Of Balanced Budgets and Bankruptcies

This was Senator John Cornyn (R-TX) in December, extolling the fiscal responsibility of the states in comparison to the federal government:

"A balanced budget amendment is a good idea, but certainly not a new one. All but one of the 50 states already have some form of a balanced budget amendment in their state constitutions, and we can draw from the experience of the states in drafting an amendment appropriate for the federal government."
-- Senator John Cornyn, December 1, 2010

This was Senator Cornyn this week, explaining what he thinks is needed to rescue those same states:

"Senate Republican leaders said on Tuesday they were considering introducing legislation to allow financially stressed U.S. states to declare bankruptcy ... 'We're exploring that as a responsible option,' Senator John Cornyn, who sits on both the Budget and Finance committees, told reporters."
-- Reuters

After the jump, tying Cornyn's ideas together.

Cornyn's juggling act here shows that a balanced budget requirement is no guarantee of fiscal health for state governments.
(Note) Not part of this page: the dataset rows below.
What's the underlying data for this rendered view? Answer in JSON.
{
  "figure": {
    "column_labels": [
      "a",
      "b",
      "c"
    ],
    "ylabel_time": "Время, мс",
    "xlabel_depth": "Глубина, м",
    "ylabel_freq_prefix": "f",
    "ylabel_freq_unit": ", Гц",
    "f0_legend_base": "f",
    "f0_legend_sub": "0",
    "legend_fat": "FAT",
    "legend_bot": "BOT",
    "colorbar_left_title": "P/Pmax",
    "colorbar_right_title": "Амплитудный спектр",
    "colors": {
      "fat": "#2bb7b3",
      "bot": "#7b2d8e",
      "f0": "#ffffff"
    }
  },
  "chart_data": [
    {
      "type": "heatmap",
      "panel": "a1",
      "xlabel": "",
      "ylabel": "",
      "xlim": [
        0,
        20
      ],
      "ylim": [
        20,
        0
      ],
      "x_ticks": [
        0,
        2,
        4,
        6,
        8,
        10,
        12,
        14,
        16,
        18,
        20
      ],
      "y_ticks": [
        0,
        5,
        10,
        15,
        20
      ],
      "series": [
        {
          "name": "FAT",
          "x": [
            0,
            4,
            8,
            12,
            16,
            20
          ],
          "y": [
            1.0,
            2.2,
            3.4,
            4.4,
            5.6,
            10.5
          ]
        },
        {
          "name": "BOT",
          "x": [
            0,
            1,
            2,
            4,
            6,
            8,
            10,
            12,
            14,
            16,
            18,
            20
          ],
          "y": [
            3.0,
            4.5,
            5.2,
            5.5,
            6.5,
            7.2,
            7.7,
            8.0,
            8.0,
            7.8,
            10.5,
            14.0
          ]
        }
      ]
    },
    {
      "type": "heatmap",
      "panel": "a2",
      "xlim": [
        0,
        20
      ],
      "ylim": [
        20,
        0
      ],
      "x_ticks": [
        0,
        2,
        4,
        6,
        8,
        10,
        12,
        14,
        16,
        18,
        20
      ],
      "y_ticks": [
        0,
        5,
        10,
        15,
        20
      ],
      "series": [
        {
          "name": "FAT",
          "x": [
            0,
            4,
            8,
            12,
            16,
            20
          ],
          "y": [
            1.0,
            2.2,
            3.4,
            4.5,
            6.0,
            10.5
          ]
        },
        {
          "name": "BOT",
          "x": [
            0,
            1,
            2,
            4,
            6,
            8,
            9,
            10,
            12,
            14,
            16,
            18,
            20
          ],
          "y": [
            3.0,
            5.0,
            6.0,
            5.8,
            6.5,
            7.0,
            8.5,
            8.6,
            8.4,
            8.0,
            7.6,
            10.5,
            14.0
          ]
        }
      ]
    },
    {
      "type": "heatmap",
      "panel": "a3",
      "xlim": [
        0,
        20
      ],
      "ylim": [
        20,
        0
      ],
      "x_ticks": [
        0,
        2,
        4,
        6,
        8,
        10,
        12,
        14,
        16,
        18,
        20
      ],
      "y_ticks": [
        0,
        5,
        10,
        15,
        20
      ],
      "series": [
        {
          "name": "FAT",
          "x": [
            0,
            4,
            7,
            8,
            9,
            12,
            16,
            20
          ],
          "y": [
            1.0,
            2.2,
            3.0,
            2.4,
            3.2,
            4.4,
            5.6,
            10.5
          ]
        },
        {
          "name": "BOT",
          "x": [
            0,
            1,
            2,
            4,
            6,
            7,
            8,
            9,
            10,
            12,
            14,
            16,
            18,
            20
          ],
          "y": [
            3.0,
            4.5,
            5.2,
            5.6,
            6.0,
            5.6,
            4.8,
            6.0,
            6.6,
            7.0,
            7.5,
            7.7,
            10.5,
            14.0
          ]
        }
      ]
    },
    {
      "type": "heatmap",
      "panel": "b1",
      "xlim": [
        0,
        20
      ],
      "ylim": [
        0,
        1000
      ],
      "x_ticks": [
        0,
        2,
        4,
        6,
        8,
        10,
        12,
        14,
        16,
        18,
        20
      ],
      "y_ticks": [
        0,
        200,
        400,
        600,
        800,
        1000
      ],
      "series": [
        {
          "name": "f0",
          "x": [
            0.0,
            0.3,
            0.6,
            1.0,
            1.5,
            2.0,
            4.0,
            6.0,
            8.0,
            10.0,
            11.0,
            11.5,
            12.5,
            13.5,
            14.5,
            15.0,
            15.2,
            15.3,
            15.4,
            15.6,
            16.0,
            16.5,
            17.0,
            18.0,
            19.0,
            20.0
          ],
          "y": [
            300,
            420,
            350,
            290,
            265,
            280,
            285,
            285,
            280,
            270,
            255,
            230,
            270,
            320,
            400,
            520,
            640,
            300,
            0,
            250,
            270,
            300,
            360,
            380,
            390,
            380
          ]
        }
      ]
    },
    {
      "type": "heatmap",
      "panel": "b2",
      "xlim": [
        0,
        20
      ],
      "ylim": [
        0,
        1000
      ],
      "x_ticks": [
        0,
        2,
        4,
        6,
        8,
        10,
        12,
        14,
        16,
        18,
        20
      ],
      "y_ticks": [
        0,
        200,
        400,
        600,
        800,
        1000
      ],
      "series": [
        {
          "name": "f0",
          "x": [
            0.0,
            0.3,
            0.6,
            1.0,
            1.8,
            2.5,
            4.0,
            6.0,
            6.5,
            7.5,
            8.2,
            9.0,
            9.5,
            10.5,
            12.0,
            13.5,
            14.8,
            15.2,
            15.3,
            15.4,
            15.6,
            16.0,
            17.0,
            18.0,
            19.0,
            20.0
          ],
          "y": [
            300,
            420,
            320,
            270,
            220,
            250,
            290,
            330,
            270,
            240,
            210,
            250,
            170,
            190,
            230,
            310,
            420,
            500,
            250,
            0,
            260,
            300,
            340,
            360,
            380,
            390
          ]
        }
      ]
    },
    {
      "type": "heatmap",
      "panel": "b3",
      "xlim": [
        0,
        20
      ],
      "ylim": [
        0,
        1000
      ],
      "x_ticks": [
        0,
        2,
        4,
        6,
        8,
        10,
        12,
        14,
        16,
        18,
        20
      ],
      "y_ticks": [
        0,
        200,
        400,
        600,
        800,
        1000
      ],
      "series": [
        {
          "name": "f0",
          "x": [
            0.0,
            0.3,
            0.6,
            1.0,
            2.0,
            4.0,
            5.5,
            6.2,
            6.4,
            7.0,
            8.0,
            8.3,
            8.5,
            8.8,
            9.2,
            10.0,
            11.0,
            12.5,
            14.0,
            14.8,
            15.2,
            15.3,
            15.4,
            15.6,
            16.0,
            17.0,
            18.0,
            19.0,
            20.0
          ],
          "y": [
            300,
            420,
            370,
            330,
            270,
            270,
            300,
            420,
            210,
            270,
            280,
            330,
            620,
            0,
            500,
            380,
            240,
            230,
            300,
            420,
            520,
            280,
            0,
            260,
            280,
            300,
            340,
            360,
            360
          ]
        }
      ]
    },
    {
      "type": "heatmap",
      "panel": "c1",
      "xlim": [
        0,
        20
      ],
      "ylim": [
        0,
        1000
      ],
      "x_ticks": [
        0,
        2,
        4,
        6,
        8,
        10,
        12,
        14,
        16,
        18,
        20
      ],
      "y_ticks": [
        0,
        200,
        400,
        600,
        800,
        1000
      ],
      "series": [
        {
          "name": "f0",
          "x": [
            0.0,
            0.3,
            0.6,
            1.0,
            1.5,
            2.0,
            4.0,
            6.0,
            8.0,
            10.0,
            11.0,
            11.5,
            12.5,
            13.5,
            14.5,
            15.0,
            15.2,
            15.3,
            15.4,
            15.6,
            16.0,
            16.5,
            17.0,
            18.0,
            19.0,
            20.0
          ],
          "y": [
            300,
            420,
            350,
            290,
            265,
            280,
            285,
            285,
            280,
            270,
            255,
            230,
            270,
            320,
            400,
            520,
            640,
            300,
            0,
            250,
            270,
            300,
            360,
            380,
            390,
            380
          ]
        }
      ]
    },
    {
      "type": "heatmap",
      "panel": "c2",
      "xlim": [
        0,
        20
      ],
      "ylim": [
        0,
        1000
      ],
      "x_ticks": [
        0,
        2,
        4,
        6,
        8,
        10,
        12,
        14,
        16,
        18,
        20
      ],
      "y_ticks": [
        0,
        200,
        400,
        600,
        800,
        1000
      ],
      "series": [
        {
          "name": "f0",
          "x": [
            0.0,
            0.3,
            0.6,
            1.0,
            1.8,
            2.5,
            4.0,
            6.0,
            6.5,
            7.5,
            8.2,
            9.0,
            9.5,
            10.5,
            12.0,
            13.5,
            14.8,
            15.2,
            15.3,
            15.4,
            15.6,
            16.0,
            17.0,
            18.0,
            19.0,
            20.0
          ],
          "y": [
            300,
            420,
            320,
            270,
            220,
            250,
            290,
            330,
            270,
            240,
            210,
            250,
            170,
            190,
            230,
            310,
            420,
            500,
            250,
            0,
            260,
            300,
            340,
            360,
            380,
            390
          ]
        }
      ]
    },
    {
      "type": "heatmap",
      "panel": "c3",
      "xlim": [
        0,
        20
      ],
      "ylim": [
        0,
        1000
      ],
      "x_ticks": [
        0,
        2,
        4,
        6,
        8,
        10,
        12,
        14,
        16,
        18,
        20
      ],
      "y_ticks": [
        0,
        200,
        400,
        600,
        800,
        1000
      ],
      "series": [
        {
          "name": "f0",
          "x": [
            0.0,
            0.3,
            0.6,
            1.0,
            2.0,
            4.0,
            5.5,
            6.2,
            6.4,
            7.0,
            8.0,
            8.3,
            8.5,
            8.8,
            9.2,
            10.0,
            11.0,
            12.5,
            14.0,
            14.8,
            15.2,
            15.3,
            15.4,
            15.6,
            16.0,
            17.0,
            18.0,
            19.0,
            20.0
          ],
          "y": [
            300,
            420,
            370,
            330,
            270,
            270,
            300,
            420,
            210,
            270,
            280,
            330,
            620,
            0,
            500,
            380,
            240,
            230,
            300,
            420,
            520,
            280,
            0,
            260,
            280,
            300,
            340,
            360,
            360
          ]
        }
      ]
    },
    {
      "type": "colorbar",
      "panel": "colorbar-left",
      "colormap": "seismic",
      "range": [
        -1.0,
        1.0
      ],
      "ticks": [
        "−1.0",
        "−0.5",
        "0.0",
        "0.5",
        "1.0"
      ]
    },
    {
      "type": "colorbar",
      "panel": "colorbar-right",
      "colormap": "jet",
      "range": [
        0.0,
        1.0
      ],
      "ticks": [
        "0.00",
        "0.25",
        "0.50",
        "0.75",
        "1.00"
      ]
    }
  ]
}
Such a requirement may even bring on defaults as stresses caused by severe recessions break the budgets of states, forcing retractions in state spending, further aggravating the recession and accelerating a vicious cycle to default.

Imposing such a restriction on the federal government will likewise increase the chances that recessions will turn into depressions. Because in 2008 Cornyn had not yet succeeded in crippling the federal government's ability to react in a financial crisis, our national economy escaped what Chairman of the Federal Reserve Ben Bernanke called "Depression 2.0". According to a study by economists Alan Blinder and Mark Zandi:

"The effects of the fiscal stimulus alone appear very substantial, raising 2010 real GDP by about 3.4%, holding the unemployment rate about 1½ percentage points lower, and adding almost 2.7 million jobs to U.S. payrolls."

So, is a balanced budget amendment really a "good idea?" Only if you want to limit government's ability to respond to recessions. Only if you look back on the Great Depression as a golden age of American history.